In estate selezionerete dieci nuovi progetti: cosa cercate in una startup?

“Quello che vogliamo sono idee chiare e imprenditori già formati. Non ci accontentiamo di un pitch, di un bel discorso sulla carta, l’azienda deve essere già incorporata e con una sua struttura. Ma non guardiamo solo alla tecnologia. L’anno scorso abbiamo selezionato 7 progetti su 250 mirando anche alle giuste personalità”.

Che caratterische deve avere il vostro startupper?

“Deve sapere chiaramente cosa e quanto gli serve, e deve capire che gli imprenditori sono e rimangono loro, non noi. E poi abbiamo bisogno che nel team ci sia il giusto bilanciamento di tecnologia e business. E che le persone abbiano già lavorato tra loro. Sembra banale ma non si possono fare startup tra persone che non si sopportano tra loro””.

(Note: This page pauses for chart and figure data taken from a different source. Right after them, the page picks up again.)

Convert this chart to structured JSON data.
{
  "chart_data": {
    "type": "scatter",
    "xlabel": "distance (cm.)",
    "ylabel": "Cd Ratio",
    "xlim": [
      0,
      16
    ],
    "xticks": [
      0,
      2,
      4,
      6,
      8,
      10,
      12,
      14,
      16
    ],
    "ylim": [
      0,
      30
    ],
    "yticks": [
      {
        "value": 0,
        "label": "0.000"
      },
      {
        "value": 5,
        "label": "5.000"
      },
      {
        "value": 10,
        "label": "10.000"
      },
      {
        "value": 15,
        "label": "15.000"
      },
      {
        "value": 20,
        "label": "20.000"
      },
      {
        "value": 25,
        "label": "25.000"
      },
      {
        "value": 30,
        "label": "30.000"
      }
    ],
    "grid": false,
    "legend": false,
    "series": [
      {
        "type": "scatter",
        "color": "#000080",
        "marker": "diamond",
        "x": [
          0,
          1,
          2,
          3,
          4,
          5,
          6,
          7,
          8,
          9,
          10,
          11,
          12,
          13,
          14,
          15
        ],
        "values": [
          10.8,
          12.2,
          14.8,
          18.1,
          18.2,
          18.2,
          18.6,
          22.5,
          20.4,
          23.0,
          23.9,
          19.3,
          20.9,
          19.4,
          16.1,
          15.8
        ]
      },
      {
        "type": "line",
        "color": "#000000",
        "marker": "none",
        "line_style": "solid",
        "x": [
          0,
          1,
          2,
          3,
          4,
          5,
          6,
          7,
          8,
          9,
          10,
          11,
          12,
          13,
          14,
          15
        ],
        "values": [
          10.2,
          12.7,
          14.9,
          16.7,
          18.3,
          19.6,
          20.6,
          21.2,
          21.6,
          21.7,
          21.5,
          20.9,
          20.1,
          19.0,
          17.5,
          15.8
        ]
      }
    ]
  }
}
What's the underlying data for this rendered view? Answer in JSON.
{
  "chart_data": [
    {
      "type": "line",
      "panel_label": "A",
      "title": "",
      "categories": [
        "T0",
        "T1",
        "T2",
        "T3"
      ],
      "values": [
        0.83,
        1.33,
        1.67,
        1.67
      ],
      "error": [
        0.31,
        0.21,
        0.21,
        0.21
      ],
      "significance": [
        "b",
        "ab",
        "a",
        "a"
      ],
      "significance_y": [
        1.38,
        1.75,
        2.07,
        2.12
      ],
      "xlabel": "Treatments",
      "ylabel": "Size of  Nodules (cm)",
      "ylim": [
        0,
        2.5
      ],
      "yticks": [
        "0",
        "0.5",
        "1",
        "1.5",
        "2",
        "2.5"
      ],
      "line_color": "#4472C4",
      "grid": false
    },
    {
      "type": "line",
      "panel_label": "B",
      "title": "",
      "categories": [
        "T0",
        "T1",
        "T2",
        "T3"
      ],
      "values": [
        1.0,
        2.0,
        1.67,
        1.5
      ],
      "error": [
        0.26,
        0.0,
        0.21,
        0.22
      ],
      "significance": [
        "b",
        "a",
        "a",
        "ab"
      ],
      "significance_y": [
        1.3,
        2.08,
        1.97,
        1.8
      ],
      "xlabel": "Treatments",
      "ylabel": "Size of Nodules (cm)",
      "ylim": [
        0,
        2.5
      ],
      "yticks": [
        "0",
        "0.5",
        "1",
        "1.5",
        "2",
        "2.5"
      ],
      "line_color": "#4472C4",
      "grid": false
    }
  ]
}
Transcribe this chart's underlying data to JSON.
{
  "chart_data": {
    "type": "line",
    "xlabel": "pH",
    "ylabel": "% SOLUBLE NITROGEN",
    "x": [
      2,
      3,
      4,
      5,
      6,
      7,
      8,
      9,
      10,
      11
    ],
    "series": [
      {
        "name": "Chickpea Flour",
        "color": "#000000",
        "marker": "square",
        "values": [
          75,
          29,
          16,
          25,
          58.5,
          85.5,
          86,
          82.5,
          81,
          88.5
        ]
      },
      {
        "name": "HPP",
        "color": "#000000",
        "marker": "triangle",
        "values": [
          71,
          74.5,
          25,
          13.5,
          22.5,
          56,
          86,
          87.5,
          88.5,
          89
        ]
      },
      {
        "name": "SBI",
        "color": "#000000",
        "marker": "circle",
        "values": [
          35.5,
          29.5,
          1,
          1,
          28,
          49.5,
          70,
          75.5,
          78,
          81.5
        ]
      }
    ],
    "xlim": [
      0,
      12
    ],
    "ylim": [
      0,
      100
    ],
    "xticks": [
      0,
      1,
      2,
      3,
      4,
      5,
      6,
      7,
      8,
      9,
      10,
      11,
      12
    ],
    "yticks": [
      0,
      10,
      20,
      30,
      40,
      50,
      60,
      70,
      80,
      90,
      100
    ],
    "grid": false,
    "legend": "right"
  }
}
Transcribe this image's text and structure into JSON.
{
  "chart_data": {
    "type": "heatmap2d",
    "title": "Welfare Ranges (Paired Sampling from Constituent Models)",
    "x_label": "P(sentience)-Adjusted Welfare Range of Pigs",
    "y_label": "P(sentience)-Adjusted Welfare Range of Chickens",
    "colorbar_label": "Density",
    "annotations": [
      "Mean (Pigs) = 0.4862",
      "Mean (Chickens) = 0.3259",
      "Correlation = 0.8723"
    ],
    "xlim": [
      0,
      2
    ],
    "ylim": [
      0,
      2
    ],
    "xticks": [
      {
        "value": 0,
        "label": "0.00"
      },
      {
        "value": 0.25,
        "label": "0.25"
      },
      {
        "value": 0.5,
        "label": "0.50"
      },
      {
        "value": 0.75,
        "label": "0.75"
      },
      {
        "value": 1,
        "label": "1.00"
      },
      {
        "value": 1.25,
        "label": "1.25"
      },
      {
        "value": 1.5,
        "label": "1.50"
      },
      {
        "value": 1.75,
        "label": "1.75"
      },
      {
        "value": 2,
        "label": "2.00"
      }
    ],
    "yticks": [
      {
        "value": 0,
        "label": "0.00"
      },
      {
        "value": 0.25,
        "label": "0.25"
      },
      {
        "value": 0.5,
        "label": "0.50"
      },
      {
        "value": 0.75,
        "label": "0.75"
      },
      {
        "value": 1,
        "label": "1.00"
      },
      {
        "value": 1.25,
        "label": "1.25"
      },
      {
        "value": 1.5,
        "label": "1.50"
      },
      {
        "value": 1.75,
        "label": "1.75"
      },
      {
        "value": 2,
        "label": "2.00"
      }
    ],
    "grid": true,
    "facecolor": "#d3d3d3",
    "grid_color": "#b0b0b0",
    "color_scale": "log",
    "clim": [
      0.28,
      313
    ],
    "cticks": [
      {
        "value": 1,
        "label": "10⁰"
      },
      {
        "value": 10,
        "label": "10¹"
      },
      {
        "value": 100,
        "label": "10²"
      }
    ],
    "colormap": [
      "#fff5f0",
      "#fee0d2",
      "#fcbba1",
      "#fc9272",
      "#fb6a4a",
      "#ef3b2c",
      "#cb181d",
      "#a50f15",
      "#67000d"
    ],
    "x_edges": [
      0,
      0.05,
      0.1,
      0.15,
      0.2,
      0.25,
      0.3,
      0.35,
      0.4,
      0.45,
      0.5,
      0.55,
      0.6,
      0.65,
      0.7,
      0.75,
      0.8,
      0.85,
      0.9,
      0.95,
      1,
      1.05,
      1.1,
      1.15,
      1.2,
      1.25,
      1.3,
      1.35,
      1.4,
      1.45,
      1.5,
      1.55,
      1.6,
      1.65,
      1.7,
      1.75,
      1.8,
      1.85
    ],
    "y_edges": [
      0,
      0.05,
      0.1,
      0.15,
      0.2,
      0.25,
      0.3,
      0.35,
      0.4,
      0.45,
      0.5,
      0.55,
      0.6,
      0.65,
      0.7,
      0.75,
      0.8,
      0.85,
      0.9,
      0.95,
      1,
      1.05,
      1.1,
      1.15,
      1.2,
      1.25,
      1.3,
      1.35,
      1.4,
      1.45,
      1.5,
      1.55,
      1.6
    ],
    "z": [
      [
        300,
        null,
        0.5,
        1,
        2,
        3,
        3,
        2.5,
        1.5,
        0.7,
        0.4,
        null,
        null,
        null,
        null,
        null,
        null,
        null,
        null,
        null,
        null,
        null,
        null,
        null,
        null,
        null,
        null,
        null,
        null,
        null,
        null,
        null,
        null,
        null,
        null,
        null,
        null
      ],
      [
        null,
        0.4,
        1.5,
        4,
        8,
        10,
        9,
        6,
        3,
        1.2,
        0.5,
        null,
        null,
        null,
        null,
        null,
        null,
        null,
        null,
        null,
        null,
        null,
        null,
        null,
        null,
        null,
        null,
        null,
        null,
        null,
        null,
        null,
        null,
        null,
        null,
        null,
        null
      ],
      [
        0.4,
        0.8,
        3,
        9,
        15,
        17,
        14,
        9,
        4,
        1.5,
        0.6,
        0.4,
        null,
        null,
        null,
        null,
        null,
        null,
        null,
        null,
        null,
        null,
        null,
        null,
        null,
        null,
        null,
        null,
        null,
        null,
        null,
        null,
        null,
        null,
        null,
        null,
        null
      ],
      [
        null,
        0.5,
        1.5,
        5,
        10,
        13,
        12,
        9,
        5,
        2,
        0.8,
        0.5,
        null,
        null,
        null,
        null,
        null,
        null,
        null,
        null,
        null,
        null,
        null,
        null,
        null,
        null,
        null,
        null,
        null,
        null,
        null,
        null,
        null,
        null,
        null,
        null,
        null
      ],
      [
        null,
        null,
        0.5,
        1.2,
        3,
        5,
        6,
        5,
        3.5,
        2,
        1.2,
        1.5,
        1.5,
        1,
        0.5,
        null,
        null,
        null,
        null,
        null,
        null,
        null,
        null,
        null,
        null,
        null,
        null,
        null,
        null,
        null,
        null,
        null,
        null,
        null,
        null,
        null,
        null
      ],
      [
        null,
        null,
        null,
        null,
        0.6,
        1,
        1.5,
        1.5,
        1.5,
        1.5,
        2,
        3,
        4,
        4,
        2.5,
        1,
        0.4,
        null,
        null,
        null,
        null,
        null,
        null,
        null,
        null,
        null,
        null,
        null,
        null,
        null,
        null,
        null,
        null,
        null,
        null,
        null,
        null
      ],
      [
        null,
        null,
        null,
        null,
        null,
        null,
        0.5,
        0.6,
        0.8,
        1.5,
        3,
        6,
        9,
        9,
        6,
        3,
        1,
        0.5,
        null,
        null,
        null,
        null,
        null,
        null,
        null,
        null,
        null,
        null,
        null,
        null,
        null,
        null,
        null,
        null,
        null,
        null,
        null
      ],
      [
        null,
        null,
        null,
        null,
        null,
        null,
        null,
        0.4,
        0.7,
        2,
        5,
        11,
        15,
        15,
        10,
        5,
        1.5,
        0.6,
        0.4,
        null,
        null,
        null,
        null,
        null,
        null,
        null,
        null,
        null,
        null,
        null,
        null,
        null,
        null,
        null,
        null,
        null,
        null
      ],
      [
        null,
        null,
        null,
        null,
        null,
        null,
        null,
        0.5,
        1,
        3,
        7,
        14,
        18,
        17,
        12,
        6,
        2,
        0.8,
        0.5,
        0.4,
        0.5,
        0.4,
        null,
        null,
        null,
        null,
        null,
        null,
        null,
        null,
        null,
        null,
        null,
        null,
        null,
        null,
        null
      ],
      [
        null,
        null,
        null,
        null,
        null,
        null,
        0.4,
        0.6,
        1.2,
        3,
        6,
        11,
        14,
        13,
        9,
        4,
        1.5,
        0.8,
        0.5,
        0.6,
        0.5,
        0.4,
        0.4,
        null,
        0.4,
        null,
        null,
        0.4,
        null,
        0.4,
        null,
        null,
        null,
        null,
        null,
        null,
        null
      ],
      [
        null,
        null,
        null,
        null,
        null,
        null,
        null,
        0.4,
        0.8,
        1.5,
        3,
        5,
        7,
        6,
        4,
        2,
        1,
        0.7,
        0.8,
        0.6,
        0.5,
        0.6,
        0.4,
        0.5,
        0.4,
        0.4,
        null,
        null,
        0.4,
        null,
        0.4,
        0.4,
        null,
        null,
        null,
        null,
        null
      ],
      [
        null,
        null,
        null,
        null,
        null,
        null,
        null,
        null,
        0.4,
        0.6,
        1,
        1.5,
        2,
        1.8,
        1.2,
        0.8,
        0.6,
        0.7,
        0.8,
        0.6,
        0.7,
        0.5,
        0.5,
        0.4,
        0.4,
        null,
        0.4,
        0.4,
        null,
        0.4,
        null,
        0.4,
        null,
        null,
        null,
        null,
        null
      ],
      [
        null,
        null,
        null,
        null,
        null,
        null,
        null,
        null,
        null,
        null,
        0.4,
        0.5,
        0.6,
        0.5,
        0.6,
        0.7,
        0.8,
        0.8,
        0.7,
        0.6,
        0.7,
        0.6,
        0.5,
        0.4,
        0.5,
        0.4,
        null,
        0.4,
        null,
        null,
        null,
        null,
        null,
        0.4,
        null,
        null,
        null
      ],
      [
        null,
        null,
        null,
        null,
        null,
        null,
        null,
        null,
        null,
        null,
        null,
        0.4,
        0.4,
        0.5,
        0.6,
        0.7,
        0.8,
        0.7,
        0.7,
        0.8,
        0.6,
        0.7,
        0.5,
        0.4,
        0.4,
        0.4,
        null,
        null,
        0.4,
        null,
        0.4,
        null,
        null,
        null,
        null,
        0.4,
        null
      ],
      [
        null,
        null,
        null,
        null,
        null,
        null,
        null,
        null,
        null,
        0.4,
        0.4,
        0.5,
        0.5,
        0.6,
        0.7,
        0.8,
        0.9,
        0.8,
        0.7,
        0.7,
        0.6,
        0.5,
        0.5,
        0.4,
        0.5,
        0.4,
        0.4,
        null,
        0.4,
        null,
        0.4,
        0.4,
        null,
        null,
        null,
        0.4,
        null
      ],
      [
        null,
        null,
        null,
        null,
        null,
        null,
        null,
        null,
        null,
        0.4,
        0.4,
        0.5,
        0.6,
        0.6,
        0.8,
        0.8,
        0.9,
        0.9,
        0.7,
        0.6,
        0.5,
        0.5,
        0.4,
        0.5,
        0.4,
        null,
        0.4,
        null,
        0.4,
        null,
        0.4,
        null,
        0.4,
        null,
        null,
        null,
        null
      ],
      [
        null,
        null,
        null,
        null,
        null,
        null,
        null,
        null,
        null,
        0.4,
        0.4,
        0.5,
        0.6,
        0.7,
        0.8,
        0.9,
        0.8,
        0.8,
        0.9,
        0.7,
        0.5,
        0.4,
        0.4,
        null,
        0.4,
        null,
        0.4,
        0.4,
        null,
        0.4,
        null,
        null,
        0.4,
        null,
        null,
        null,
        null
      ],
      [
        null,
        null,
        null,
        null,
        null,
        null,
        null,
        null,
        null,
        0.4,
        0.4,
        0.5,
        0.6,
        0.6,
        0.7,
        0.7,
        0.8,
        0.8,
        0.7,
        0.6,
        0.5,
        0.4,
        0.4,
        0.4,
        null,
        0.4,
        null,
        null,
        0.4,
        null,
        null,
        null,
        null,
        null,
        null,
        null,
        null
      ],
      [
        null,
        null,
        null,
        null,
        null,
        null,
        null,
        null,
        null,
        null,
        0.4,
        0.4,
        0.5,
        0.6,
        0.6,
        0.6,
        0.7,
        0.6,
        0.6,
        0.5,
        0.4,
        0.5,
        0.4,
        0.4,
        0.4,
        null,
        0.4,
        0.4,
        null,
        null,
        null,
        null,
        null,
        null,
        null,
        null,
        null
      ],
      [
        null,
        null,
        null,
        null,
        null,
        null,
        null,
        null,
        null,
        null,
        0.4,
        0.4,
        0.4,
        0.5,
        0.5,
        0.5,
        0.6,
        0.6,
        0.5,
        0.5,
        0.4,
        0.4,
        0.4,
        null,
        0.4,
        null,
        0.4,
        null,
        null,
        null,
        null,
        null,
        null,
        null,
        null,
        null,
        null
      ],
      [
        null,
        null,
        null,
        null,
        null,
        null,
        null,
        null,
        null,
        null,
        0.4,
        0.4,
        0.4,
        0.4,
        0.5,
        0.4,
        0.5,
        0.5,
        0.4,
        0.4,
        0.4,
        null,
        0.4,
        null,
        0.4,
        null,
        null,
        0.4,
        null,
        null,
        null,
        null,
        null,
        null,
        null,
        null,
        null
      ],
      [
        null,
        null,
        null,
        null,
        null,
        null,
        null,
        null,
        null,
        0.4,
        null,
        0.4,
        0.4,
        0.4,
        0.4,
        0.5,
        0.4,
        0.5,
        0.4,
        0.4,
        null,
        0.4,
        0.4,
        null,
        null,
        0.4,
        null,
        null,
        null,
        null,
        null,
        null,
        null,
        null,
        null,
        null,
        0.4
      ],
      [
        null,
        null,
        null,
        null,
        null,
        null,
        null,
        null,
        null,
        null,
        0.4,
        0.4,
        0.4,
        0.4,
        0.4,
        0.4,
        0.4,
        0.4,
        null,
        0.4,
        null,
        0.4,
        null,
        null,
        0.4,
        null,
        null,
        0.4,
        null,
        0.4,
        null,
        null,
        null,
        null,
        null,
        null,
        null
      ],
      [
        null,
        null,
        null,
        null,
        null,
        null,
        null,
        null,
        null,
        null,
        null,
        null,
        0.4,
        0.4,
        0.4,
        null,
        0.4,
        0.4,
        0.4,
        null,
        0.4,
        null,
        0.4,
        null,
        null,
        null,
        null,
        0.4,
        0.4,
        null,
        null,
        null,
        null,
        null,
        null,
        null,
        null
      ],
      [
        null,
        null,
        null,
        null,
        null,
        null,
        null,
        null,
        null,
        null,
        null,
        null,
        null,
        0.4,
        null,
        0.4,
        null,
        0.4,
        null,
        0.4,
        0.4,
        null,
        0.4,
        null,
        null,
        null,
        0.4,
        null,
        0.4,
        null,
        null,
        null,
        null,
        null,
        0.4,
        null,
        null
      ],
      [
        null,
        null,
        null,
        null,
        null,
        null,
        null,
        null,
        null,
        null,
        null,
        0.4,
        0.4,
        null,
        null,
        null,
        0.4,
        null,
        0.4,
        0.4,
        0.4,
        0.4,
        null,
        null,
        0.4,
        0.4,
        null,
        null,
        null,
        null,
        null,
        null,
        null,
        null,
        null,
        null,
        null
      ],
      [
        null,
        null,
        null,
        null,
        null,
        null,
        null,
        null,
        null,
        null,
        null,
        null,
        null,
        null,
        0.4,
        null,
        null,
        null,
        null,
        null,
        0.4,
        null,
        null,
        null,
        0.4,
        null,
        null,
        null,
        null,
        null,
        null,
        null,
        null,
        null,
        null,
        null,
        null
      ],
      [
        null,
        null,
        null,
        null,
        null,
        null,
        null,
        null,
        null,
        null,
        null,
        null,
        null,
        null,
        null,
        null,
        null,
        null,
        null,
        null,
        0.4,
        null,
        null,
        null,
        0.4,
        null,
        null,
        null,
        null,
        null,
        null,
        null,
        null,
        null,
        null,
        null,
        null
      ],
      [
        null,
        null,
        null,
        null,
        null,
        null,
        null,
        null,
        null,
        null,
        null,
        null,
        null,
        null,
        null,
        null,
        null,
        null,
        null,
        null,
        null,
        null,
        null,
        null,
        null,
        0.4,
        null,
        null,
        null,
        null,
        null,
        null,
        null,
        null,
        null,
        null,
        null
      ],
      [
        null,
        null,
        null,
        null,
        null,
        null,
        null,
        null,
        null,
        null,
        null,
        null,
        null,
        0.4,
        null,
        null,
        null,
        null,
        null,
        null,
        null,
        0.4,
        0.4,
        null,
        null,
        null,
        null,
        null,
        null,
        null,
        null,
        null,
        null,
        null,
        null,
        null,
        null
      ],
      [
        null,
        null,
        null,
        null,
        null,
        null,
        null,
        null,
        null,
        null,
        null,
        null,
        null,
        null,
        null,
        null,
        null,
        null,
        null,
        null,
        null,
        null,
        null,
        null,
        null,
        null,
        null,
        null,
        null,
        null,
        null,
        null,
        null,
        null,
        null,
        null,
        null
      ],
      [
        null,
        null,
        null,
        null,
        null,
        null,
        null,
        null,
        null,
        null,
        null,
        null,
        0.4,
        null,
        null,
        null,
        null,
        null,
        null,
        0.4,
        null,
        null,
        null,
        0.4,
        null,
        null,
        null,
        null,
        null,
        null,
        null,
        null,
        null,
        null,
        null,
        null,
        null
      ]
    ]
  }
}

Cosa prevede il vostro programma?

“A ogni startup diamo un milione di euro, 650mila euro in equity (un primo finanziamento di 250mila euro, a cui si può aggiungere dopo un anno un ulteriore finanziamento di 400mila euro, ndr), il resto in servizi, come il supporto legale, il commercialista e la location. Ci stiamo spostando da Pisa a Roma, dove stiamo valutando diversi spazi per il nostro incubatore ma non abbiamo ancora deciso”.

Cosa manca alle startup italiane?

“Niente, alle startup, agli imprenditori e ai loro progetti non manca assolutamente nulla. Bisogna capire cosa non va nell’ecosistema intorno a loro, e i problemi principali sono una burocrazia soffocante e la difficoltà di accedere ai finanziamenti”.

Perché vi siete aperti a startup di tutto il mondo?

“Enel è in 40 Paesi, ci sembrava uno sviluppo naturale cercare idee e progetti in tutti i paese che rappresentano i nostri mercati. In particolare, guardiamo con moltissima attenzione alla scena delle start up in Sud America”.